Divers mitigate this by ventilating work areas and positioning themselves to let gas escape, but the geometry of some jobs makes full ventilation impossible. The risk increases in overhead welding positions where gas naturally pools above the diver’s arc.
Long-Term Neurological Damage
Not all deaths are immediate. A study of 40 commercial saturation divers examined one to seven years after their last deep dive (at depths between 190 and 500 meters) found that 10% had experienced episodes of brain dysfunction during or after dives, including seizures, transient loss of blood flow to the brain, and temporary total amnesia. Four of the 40 had already lost their diving licenses due to neurological problems.

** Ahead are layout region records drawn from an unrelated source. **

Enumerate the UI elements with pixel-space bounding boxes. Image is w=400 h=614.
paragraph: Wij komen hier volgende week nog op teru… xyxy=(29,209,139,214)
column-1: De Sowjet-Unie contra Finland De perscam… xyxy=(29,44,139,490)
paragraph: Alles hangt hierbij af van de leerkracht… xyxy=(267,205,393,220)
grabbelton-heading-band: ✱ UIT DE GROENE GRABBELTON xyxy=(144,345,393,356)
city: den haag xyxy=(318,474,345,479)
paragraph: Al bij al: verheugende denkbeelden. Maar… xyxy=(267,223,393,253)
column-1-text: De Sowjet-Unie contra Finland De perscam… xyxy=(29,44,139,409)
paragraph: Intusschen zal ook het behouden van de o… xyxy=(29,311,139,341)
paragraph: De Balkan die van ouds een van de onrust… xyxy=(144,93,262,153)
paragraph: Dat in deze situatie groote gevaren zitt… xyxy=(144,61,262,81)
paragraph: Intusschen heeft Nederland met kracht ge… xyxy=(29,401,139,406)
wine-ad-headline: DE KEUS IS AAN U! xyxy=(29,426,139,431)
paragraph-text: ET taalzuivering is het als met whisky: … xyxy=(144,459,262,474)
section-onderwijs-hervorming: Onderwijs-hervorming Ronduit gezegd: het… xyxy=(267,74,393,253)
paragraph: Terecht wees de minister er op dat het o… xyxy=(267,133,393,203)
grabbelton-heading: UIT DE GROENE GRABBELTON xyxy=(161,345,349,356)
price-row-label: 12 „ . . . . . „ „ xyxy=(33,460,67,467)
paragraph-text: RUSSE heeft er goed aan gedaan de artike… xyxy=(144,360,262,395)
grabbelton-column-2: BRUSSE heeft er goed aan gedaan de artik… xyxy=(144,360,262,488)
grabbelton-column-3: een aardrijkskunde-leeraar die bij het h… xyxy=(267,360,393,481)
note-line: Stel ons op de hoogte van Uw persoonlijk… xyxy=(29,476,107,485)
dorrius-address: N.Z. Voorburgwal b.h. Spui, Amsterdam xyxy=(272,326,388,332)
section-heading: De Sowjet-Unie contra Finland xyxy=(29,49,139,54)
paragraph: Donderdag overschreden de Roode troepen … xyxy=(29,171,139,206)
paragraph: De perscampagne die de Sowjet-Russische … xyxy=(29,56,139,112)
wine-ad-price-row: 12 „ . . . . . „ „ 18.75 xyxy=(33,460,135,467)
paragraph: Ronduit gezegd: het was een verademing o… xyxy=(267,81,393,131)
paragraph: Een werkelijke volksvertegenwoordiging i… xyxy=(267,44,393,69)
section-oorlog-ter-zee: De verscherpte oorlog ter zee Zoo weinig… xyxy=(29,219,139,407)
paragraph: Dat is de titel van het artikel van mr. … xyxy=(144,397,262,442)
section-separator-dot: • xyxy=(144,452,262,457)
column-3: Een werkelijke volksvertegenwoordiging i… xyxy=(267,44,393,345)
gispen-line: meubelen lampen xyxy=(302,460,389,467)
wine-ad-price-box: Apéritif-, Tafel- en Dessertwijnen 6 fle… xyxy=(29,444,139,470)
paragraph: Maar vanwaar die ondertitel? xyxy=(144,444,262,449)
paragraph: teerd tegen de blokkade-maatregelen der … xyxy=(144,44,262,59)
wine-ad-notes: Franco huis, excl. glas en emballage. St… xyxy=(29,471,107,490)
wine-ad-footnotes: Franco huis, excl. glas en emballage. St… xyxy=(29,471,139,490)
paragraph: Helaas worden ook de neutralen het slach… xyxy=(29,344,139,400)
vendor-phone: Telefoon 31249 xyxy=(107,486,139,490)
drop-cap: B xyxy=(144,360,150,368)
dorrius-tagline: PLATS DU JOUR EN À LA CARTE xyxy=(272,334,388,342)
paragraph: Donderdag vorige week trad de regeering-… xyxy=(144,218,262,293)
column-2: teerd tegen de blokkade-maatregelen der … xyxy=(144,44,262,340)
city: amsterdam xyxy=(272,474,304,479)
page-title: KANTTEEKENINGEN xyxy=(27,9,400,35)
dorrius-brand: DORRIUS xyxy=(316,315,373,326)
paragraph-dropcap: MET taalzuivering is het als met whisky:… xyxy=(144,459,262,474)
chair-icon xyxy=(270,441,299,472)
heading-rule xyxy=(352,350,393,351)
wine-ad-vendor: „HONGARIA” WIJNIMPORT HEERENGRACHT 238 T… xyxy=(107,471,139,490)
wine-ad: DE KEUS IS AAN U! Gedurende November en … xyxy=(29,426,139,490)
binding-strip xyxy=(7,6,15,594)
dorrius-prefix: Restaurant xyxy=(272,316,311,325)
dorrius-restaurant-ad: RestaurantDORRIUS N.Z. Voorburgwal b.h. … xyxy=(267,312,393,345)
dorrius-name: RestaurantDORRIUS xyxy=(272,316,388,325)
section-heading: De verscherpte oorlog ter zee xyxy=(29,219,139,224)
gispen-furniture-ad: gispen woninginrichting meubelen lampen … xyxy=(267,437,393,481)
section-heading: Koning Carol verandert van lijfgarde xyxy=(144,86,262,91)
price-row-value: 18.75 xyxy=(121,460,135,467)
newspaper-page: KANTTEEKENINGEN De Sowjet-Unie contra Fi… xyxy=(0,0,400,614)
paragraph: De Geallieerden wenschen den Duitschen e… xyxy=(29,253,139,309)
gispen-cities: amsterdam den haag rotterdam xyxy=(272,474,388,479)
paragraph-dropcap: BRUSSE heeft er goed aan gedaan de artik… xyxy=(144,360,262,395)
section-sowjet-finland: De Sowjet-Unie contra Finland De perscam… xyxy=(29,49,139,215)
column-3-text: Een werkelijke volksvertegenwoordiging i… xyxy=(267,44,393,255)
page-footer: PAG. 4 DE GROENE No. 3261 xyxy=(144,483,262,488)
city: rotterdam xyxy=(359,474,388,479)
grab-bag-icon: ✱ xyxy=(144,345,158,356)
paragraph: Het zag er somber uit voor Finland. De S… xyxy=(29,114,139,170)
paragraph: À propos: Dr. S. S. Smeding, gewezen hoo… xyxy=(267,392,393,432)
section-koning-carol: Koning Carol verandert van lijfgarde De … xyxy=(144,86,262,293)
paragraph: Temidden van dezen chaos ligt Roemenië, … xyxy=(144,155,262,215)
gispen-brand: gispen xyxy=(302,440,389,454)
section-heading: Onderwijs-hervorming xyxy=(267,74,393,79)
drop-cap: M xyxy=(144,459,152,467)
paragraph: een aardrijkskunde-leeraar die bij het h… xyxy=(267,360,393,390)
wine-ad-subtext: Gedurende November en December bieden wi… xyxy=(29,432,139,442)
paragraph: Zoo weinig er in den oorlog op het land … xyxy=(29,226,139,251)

Compared to non-divers, the group reported significantly more concentration difficulties and numbness or tingling in their hands and feet. Neurological exams revealed dysfunction consistent with damage to the lower spinal cord, and a higher proportion showed abnormal brain wave patterns on EEG testing. These neurological symptoms correlated strongly with total diving exposure, depth, and the number of past decompression sickness episodes. While this research focused on saturation divers working at extreme depths rather than shallower welding operations, any commercial diver accumulating years of pressure exposure carries some degree of this risk. The cumulative damage to the nervous system can contribute to cognitive decline, chronic pain, and reduced quality of life long after the diving career ends.